Insolvency & BankruptcyNational Company Law Tribunal & NCLATIndependence of Resolution Professional: Test of Biasness

September 8, 20200
NATIONAL COMPANY LAW APPELLATE TRIBUNAL, NEW DELHI
State Bank of India Versus  M/s. Metenere Ltd.
[Company Appeal (AT) (Insolvency) No. 76 of 2020] | Date: 22.05.2020
FACTS
The appointed Resolution Professional (“RP”), Shailesh Verma (“SV”)  was an ex-employee of the Appellant Financial Creditor and was also drawing pension from it.
Thus, on objection raised by the Respondent, the Adjudicating Authority directed substitution of the RP, on the ground that he was previously employed with the Appellant and thus will render the process unfair and biased.

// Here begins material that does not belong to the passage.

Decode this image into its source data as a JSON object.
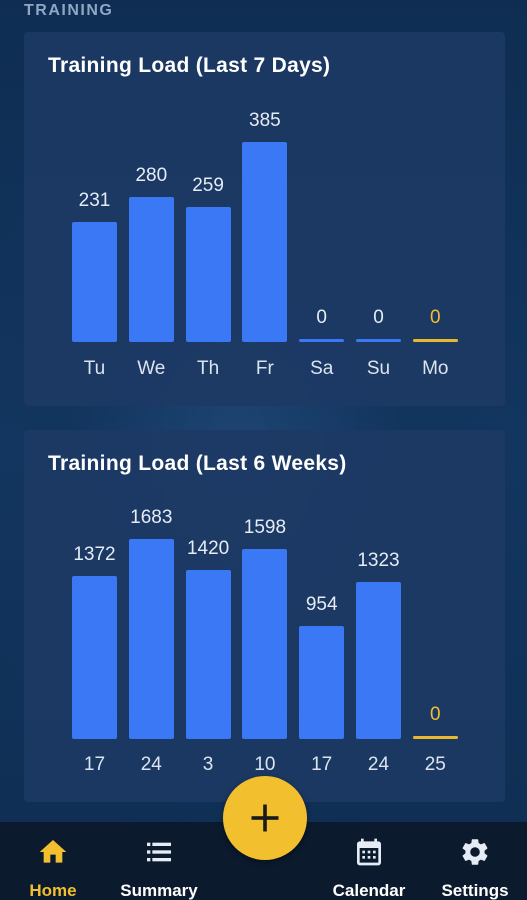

Aggrieved by this, the Appellant appealed before the Appellant Authority on the ground that SV fulfils the requirement for appointment as Resolution Professional and bears no disqualification.
ISSUE BEFORE THE NCLAT
Whether an ex-employee of the financial creditor having rendered services in the past should not be permitted to act an Interim Resolution Professional at the instance of such financial creditor?
CONCLUDING VIEW
The Appellant Tribunal held that merely because the RP drew pension does not clothe him with the status of an interested person. Pension is paid for the services rendered to the employer in the past and it is a benefit earned for such past services under the relevant services rules.
Further, it was held that the argument that inclusion of pension within the definition of “salary” under the Income Tax Act was not relevant and did not make the RP an interested person and ineligible to be appointed as the RP.

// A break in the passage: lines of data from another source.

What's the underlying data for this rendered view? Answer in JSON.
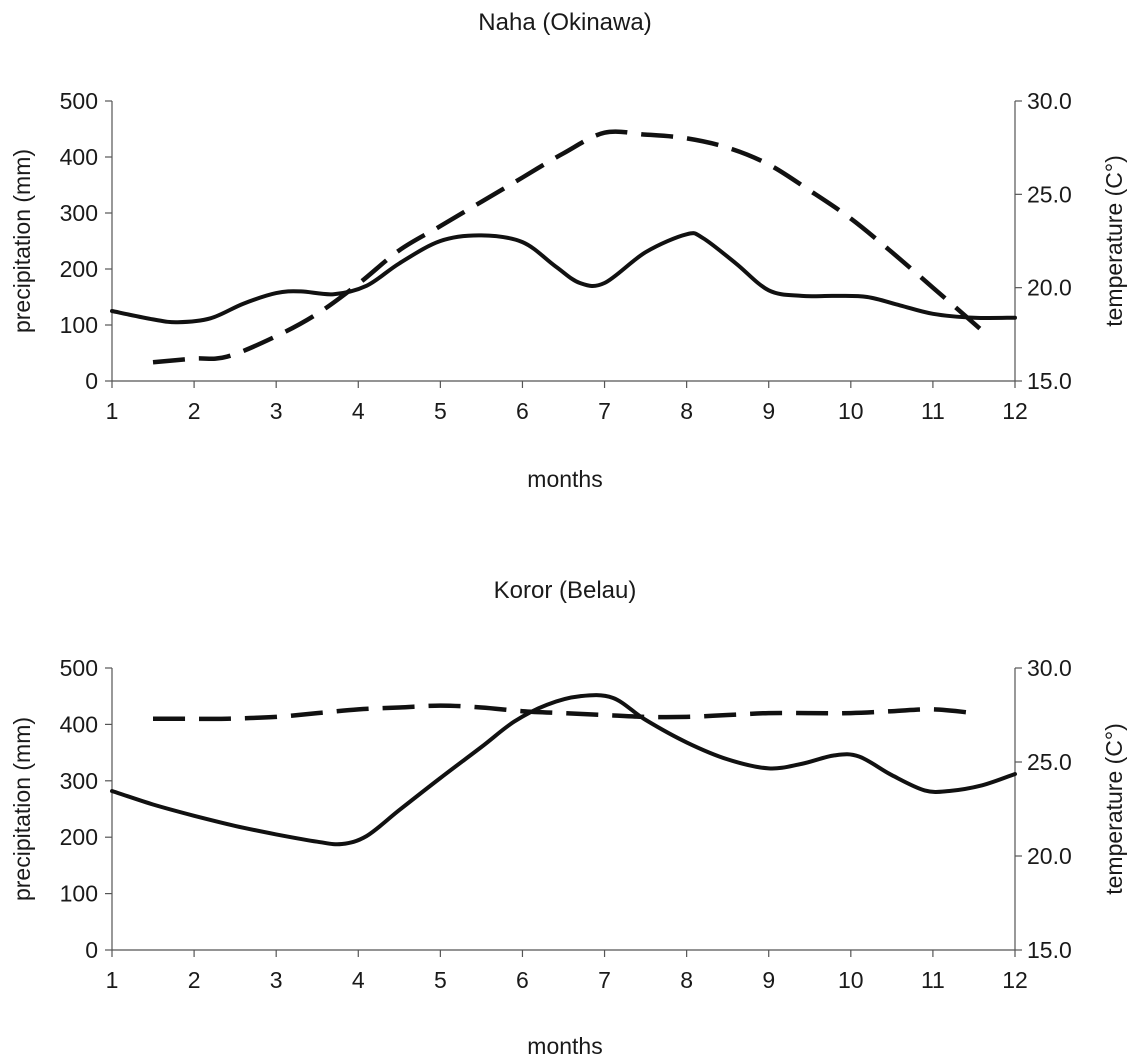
{
  "chart_data": [
    {
      "type": "line",
      "title": "Naha (Okinawa)",
      "xlabel": "months",
      "ylabel_left": "precipitation (mm)",
      "ylabel_right": "temperature (C°)",
      "x_ticks": [
        "1",
        "2",
        "3",
        "4",
        "5",
        "6",
        "7",
        "8",
        "9",
        "10",
        "11",
        "12"
      ],
      "y_left_ticks": [
        "0",
        "100",
        "200",
        "300",
        "400",
        "500"
      ],
      "y_right_ticks": [
        "15.0",
        "20.0",
        "25.0",
        "30.0"
      ],
      "xlim": [
        1,
        12
      ],
      "ylim_left": [
        0,
        500
      ],
      "ylim_right": [
        15,
        30
      ],
      "grid": false,
      "series": [
        {
          "axis": "left",
          "style": "solid",
          "x": [
            1,
            1.5,
            1.8,
            2.2,
            2.6,
            3.0,
            3.3,
            3.7,
            4.1,
            4.5,
            5.0,
            5.5,
            6.0,
            6.4,
            6.7,
            7.0,
            7.5,
            8.0,
            8.2,
            8.6,
            9.0,
            9.4,
            9.8,
            10.2,
            10.6,
            11.0,
            11.5,
            12.0
          ],
          "y": [
            125,
            110,
            105,
            112,
            138,
            157,
            160,
            155,
            170,
            210,
            250,
            260,
            248,
            205,
            175,
            175,
            230,
            262,
            255,
            210,
            162,
            152,
            152,
            150,
            135,
            120,
            113,
            113
          ]
        },
        {
          "axis": "right",
          "style": "dashed",
          "x": [
            1.5,
            2.0,
            2.4,
            3.0,
            3.5,
            4.0,
            4.5,
            5.0,
            5.5,
            6.0,
            6.5,
            7.0,
            7.5,
            8.0,
            8.5,
            9.0,
            9.5,
            10.0,
            10.5,
            11.0,
            11.6
          ],
          "y": [
            16.0,
            16.2,
            16.3,
            17.4,
            18.6,
            20.2,
            22.0,
            23.3,
            24.6,
            25.9,
            27.2,
            28.3,
            28.2,
            28.0,
            27.5,
            26.6,
            25.2,
            23.7,
            21.9,
            20.0,
            17.7
          ]
        }
      ]
    },
    {
      "type": "line",
      "title": "Koror (Belau)",
      "xlabel": "months",
      "ylabel_left": "precipitation (mm)",
      "ylabel_right": "temperature (C°)",
      "x_ticks": [
        "1",
        "2",
        "3",
        "4",
        "5",
        "6",
        "7",
        "8",
        "9",
        "10",
        "11",
        "12"
      ],
      "y_left_ticks": [
        "0",
        "100",
        "200",
        "300",
        "400",
        "500"
      ],
      "y_right_ticks": [
        "15.0",
        "20.0",
        "25.0",
        "30.0"
      ],
      "xlim": [
        1,
        12
      ],
      "ylim_left": [
        0,
        500
      ],
      "ylim_right": [
        15,
        30
      ],
      "grid": false,
      "series": [
        {
          "axis": "left",
          "style": "solid",
          "x": [
            1,
            1.5,
            2.0,
            2.5,
            3.0,
            3.5,
            3.8,
            4.1,
            4.5,
            5.0,
            5.5,
            5.9,
            6.3,
            6.7,
            7.1,
            7.5,
            8.0,
            8.5,
            9.0,
            9.4,
            9.8,
            10.1,
            10.5,
            10.9,
            11.2,
            11.6,
            12.0
          ],
          "y": [
            282,
            258,
            238,
            220,
            205,
            192,
            188,
            202,
            248,
            305,
            360,
            405,
            435,
            450,
            447,
            408,
            368,
            338,
            322,
            330,
            345,
            343,
            310,
            283,
            282,
            292,
            312
          ]
        },
        {
          "axis": "right",
          "style": "dashed",
          "x": [
            1.5,
            2.0,
            2.4,
            3.0,
            3.5,
            4.0,
            4.5,
            5.0,
            5.5,
            6.0,
            6.5,
            7.0,
            7.5,
            8.0,
            8.5,
            9.0,
            9.5,
            10.0,
            10.5,
            11.0,
            11.5
          ],
          "y": [
            27.3,
            27.3,
            27.3,
            27.4,
            27.6,
            27.8,
            27.9,
            28.0,
            27.9,
            27.7,
            27.6,
            27.5,
            27.4,
            27.4,
            27.5,
            27.6,
            27.6,
            27.6,
            27.7,
            27.8,
            27.6
          ]
        }
      ]
    }
  ]
}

The Tribunal relied on the Regulation 3(1) of the Insolvency and Bankruptcy Board of India (Insolvency Resolution Process for Corporate Persons) Regulations, 2016 wherein complete independence of the RP from the Corporate Debtor is mandatory. The Regulation was not violated in the instant case.

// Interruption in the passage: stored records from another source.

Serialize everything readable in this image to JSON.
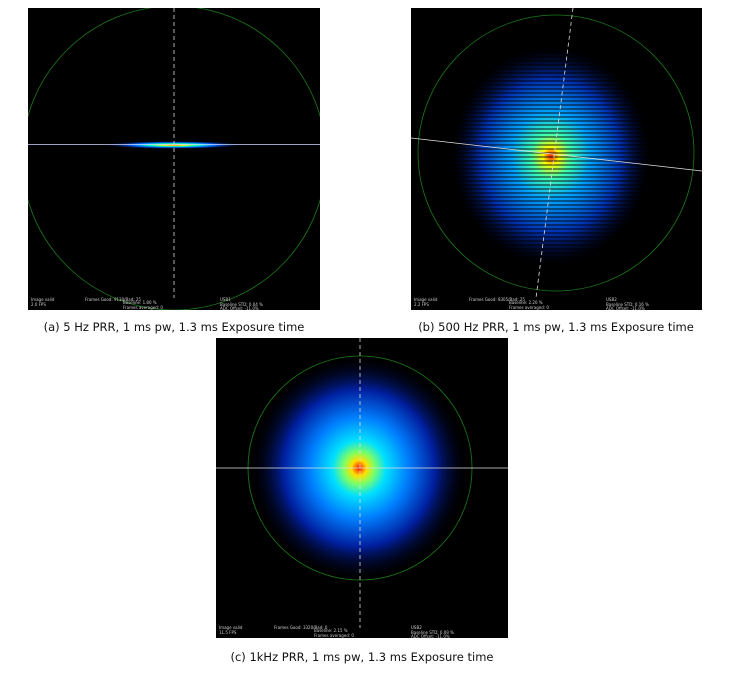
{
  "figures": [
    {
      "caption": "(a) 5 Hz PRR, 1 ms pw, 1.3 ms Exposure time",
      "hud": {
        "status": "Image valid",
        "fps": "2.0 FPS",
        "frames": "Frames Good: 9130/Bad: 25",
        "baseline": "Baseline: 1.80 %",
        "averaged": "Frames averaged: 0",
        "device": "USB1",
        "baseline_std": "Baseline STD: 0.04 %",
        "adc": "ADC Offset: -11.0%"
      }
    },
    {
      "caption": "(b) 500 Hz PRR, 1 ms pw, 1.3 ms Exposure time",
      "hud": {
        "status": "Image valid",
        "fps": "2.2 FPS",
        "frames": "Frames Good: 8305/Bad: 25",
        "baseline": "Baseline: 2.20 %",
        "averaged": "Frames averaged: 0",
        "device": "USB2",
        "baseline_std": "Baseline STD: 0.16 %",
        "adc": "ADC Offset: -11.0%"
      }
    },
    {
      "caption": "(c) 1kHz PRR, 1 ms pw, 1.3 ms Exposure time",
      "hud": {
        "status": "Image valid",
        "fps": "11.5 FPS",
        "frames": "Frames Good: 3320/Bad: 0",
        "baseline": "Baseline: 2.15 %",
        "averaged": "Frames averaged: 0",
        "device": "USB2",
        "baseline_std": "Baseline STD: 0.09 %",
        "adc": "ADC Offset: -11.0%"
      }
    }
  ]
}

Further, relying on the decision of State Bank of India vs. Ram Dev International Limited, Company Appeal (AT) (Insolvency) No. 302 of 2018” decided on 16th July, 2018, the Tribunal held that there was no ground to disqualify him from being appointed as the RP.
Nonetheless, regardless of the abovementioned findings, the Tribunal rendered the test for determination of apprehension of bias. To answer this, the Tribunal placed reliance on the decision of the Supreme Court in Ranjit Thakur v. Union of India and Ors., (1987) 4 SCC 611, wherein it was held that the to test likelihood of bias it is relevant to see whether there is a reasonable apprehension in the mind of the party.”
Thus, the Tribunal held that the determination of apprehension of bias about the RP necessarily rests on the perception of the Corporate Debtor.
In light of the past association of the RP with the Financial Creditor, the Tribunal held that the apprehension of the Corporate Debtor cannot be ruled out.
It was held that the RP acting as an “independent umpire” had to be viewed in the context of the RP being required to discharge his statutory duties in a fair manner, including collating claims.
Although it was acknowledge that per se the RP was not disqualified to act in his personal capacity as an RP as there exists no statutory requirement forbidding an ex-employee from becoming RP.

 

AMLEGALS REMARKS

The decision of the NCLAT is a positive attempt at highlighting the importance of an independent RP under the Code. The decision is in consonance of the objective of the Code that is to balance the interests of all stakeholders.
Whilst it is a pertinent adjudication for the determination of independence of the RP, the Tribunal through the test has lowered the threshold by not considering specific instances of biased conduct by the RP. It will also invoke further challenges for the appointment of RP on the ground that it is biased from the perspective of the Corporate Debtor. This will further elongate the timeline for completion of the CIRP, as against the objective of the Code.  
Nonetheless, the functioning of the RP independent from the Committee of Creditor is imperative and thus calls for a legislative intervention in furtherance of Regulation 3 (1).